Enfin, la notion de mandat ne peut être utilement invoquée en l’espèce : le contrat d’émission ne stipule en effet à aucun moment que le groupement délibérant à la majorité puisse donner mandat aux représentants pour accepter une modification du contrat d’émission.
Subsidiairement, les décisions de l’assemblée générale du 18 Juillet 1994, devraient être déclarées nulles comme ayant été prises en violation des dispositions de l’article 308 alinéa 4 de la loi du 24 Juillet 1966, et en tout cas, au terme d’un abus de majorité, en méconnaissance des dispositions de l’article 317 de ladite loi.
L’interdiction faite par l’article 308 à la société qui détient au moins 10 % du capital de la société débitrice de voter à l’assemblée avec les obligations qu’elle détient doit trouver à s’appliquer dans l’hypothèse où la société titulaire des obligations, n’est pas celle qui détient une fraction significative du capital de la société débitrice, mais une ou plusieurs filiales appartenant au même groupe qu’elle, dès lors que les liens de capital unissant les sociétés, sont tels que l’une est en mesure de dicter sa volonté et son vote à I’autre. A défaut, l’interdiction de vote serait trop facilement tournée si les sociétés pouvaient, par personnes morales interposés, prendre part au vote dans les assemblées d’obligataires.
La Compagnie Financière PARIBAS qui détient directement plus de 10 % du capital de METROLOGIE INTERNATIONAL et 17,2 % avec ses filiales ne pouvait être dès lors exercer le moindre droit de vote aux assemblées de porteurs d’O.R.A.
S’agissant de l’abus de majorité, il résulte de la rupture d’égalité entre obligataires opérées par les résolutions prises :
Certains obligataires trouvent, grâce au groupe de société auquel ils appartiennent, des avantages substantiels extérieurs en qualité d’actionnaires ou de créanciers de la Société METROLOGIE INTERNATIONAL que ne peuvent obtenir les autres, qui ne sont que porteurs d’O. R.A.

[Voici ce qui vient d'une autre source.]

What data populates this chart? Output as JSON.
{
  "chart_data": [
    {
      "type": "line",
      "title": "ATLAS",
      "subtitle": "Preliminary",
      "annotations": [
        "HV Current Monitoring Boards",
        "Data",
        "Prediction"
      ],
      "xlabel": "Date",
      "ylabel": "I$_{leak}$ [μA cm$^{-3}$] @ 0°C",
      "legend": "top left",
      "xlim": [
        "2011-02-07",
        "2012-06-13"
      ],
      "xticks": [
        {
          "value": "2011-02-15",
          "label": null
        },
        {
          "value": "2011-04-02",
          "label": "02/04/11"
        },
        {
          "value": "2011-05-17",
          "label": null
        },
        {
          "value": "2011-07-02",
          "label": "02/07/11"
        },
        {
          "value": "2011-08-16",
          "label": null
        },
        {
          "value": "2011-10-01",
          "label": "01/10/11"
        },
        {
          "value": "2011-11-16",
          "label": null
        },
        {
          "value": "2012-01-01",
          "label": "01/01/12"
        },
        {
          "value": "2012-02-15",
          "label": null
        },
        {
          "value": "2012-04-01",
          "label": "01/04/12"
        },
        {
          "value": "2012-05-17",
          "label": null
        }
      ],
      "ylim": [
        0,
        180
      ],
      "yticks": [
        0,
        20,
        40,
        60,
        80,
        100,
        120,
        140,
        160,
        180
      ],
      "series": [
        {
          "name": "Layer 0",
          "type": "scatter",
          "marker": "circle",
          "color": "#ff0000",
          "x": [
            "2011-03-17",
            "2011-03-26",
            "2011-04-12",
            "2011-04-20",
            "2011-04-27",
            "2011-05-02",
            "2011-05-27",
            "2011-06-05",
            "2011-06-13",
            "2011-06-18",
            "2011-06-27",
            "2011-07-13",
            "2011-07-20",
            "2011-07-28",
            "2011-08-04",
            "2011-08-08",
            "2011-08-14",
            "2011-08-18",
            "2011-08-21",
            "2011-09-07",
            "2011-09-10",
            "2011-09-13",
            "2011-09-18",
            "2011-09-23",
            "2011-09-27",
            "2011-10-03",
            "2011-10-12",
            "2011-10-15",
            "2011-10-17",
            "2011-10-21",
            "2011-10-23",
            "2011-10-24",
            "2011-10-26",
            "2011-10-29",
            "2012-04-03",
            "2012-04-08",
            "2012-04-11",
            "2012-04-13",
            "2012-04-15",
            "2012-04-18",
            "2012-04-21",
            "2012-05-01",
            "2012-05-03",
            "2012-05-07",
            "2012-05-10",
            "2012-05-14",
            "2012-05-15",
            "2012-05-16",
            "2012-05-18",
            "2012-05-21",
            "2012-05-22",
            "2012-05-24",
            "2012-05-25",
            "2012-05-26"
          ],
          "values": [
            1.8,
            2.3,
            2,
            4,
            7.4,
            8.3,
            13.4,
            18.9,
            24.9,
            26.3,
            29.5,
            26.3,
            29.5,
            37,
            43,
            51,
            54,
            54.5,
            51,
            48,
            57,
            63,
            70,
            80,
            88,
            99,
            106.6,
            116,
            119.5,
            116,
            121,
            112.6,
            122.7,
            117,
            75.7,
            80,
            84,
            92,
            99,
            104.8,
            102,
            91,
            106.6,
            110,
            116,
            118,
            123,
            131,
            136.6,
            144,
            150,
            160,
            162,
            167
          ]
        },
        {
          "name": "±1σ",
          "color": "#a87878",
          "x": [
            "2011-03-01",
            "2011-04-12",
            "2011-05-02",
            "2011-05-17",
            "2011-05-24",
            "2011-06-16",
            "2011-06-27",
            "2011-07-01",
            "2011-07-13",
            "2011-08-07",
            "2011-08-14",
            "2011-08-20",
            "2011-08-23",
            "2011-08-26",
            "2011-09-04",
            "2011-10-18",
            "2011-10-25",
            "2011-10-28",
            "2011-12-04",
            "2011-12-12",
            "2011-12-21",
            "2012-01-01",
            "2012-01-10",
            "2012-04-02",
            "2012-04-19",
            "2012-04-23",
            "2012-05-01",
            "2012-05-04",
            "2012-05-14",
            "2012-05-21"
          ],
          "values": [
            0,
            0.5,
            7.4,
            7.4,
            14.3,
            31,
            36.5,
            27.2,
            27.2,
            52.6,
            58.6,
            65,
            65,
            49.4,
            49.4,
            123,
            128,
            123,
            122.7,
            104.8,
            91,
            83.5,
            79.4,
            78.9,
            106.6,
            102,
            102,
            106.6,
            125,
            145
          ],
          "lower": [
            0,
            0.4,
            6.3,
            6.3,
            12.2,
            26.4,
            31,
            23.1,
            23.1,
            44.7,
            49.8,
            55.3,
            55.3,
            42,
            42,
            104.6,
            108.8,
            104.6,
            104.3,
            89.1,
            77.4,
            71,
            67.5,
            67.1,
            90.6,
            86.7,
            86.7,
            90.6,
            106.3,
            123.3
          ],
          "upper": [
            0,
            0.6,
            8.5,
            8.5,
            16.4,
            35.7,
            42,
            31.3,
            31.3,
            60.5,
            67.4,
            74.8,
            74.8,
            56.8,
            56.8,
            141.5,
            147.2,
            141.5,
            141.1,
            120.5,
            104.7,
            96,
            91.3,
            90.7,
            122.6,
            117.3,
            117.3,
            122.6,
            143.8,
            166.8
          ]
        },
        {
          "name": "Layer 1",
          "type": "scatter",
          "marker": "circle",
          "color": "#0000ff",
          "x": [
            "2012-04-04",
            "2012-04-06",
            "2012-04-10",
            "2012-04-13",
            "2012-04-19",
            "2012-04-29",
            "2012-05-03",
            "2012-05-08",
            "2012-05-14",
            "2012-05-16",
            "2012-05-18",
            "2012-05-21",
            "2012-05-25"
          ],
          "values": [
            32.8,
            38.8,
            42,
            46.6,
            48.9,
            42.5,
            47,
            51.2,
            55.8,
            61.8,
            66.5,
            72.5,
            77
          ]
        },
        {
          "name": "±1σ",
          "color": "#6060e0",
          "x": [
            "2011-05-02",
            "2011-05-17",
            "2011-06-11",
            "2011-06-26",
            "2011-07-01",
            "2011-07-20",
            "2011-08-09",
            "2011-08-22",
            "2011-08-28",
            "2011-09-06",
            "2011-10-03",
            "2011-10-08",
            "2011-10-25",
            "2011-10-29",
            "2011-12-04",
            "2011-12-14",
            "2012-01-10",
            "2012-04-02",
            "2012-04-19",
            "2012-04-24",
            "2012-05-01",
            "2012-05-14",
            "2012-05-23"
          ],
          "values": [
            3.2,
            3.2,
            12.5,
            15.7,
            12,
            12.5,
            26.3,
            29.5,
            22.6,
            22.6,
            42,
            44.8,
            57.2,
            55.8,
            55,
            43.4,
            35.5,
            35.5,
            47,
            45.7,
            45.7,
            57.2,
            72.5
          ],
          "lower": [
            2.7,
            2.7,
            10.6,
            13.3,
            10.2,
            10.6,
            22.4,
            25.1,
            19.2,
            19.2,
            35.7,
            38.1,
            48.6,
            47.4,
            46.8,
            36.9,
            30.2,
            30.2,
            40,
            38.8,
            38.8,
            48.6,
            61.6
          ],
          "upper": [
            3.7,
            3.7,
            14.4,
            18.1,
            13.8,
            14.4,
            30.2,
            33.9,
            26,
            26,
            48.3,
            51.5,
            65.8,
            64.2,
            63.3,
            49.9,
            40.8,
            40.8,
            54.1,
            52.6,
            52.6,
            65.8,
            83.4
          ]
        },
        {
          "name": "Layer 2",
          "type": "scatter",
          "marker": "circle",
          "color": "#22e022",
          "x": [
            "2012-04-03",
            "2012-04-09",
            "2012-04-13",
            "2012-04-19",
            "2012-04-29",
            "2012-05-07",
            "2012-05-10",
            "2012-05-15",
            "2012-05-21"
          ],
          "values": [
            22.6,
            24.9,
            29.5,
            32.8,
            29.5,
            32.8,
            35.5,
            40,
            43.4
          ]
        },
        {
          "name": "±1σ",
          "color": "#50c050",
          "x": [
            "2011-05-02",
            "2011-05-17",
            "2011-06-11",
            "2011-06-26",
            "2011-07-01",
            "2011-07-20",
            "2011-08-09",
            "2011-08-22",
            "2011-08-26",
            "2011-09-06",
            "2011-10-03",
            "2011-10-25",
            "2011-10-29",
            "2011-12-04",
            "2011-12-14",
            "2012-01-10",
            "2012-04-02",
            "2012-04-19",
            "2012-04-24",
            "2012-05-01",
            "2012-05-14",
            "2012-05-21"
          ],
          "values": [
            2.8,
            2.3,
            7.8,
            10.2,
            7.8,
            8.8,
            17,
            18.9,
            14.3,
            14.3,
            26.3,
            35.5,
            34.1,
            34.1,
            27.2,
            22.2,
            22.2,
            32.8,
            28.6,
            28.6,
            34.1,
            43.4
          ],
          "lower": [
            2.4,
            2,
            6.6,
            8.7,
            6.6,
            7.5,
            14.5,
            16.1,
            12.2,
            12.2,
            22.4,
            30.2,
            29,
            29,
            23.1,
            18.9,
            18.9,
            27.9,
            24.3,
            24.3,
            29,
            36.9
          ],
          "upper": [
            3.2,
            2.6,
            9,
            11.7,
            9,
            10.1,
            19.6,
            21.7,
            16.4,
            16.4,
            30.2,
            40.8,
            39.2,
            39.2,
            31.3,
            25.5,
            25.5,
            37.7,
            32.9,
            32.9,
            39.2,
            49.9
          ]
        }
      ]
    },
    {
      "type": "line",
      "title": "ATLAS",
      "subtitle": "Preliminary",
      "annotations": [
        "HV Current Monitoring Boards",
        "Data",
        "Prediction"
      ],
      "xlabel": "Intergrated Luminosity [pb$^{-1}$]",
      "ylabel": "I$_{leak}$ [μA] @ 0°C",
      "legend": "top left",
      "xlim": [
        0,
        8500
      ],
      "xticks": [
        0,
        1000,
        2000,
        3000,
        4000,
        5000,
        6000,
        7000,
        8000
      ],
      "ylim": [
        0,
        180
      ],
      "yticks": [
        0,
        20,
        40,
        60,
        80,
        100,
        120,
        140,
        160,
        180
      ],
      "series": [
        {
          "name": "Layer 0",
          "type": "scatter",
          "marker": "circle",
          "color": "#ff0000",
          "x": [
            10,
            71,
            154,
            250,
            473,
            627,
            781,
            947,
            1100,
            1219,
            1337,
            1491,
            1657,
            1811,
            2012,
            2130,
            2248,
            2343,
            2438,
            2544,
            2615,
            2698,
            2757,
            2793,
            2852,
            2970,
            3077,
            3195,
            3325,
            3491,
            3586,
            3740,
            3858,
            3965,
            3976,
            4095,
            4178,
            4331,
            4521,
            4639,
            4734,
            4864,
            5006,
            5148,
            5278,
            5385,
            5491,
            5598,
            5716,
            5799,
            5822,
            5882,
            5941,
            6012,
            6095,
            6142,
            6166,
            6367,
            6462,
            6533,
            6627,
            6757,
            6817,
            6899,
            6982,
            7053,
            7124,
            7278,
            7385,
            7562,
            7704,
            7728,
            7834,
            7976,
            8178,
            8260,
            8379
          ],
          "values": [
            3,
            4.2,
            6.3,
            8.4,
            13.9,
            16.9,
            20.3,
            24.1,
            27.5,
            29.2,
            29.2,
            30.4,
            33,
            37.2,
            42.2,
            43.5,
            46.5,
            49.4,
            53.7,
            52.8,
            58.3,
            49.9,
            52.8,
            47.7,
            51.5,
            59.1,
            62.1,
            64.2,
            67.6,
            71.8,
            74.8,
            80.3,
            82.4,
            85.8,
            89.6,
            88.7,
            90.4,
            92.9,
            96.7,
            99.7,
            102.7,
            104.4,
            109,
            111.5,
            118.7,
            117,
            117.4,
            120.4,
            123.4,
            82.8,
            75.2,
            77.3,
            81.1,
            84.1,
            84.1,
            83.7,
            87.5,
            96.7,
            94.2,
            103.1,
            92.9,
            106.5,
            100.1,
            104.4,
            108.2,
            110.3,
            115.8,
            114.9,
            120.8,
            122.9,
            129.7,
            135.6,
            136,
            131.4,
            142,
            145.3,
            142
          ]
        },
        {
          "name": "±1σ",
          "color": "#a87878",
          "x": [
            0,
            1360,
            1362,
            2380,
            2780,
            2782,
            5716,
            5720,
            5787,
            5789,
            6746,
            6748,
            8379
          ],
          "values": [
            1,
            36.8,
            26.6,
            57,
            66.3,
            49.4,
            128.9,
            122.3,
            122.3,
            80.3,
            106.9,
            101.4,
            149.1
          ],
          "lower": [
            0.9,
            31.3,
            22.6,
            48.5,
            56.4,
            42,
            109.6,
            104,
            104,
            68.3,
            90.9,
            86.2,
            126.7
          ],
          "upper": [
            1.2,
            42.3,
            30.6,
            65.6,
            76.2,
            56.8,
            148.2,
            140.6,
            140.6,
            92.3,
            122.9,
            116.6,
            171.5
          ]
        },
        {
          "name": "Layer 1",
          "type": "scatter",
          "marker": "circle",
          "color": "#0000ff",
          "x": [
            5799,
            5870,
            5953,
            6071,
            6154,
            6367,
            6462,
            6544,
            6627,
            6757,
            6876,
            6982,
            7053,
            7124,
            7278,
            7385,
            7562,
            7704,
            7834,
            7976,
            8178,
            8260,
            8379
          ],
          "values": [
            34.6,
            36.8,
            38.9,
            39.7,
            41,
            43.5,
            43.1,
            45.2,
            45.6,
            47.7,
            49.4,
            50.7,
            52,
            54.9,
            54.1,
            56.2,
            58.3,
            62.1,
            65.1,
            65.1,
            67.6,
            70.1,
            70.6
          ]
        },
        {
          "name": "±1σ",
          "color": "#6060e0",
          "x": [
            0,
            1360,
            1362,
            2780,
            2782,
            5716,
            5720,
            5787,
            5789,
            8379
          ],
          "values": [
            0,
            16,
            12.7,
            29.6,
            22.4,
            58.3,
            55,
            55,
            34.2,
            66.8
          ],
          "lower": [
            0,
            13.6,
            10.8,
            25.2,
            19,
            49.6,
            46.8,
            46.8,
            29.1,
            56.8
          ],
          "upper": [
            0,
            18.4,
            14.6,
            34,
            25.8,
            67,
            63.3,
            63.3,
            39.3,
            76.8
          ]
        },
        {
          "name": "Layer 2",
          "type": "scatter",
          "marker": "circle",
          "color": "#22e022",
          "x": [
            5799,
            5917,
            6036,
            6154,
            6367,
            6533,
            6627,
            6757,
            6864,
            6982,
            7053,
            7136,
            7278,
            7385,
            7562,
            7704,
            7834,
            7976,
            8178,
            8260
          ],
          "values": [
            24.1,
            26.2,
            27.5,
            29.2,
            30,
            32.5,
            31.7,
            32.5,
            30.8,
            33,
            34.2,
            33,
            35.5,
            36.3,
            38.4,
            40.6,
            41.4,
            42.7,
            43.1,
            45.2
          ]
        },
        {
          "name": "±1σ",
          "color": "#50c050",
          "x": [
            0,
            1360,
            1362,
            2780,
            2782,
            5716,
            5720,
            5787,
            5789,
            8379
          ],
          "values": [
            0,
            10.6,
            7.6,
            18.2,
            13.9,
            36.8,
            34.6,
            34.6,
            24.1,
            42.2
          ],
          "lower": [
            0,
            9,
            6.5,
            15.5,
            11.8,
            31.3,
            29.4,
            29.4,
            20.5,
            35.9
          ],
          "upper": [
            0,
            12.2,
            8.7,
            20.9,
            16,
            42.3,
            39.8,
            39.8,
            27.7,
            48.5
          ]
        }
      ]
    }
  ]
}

Les appelants demandent il la Cour :
- d’infirmer la décision entreprise, et statuant à nouveau,
- de dire et juger que les porteurs d’obligations remboursables en actions METROLOGIE INTERNATIONAL ne peuvent être regroupés en une masse jouissant de la personnalité civile et fonctionnant selon les modalités prévues aux articles 293 et suivants de la loi du 24 Juillet 1966,
- de constater en conséquence l’inexistence de la masse des titulaires d’obligations remboursables en actions METROLOGIE INTERNATIONAL et de toutes les décisions et délibérations prises en son nom aussi bien par les soi-disant représentants de la masse, que par la prétendue assemblée générale des titulaires d’obligations remboursables en actions et notamment celle en date du 18 Juillet 1994,
- subsidiairement,
- vu les dispositions de I’article 308 alinéa 4 de la loi du 24 Juillet 1966,
- de dire et juger que la Société GENERALE & FINANCIERE et les Sociétés PARIBAS ELECTRONIQUE DEVELOPPEMENT et AVENIR PARTICIPATION ne pouvaient pas participer au vote sur les résolutions soumises à l’assemble générale des titulaires d’obligations remboursables en actions qui s’est tenue le 18 juillet 1994,
- de constater que l’exercice illicite par elles de leurs votes a faussé le sens des délibérations soumises à ladite assemblée et que cette circonstance entraine la nullité de celles-ci.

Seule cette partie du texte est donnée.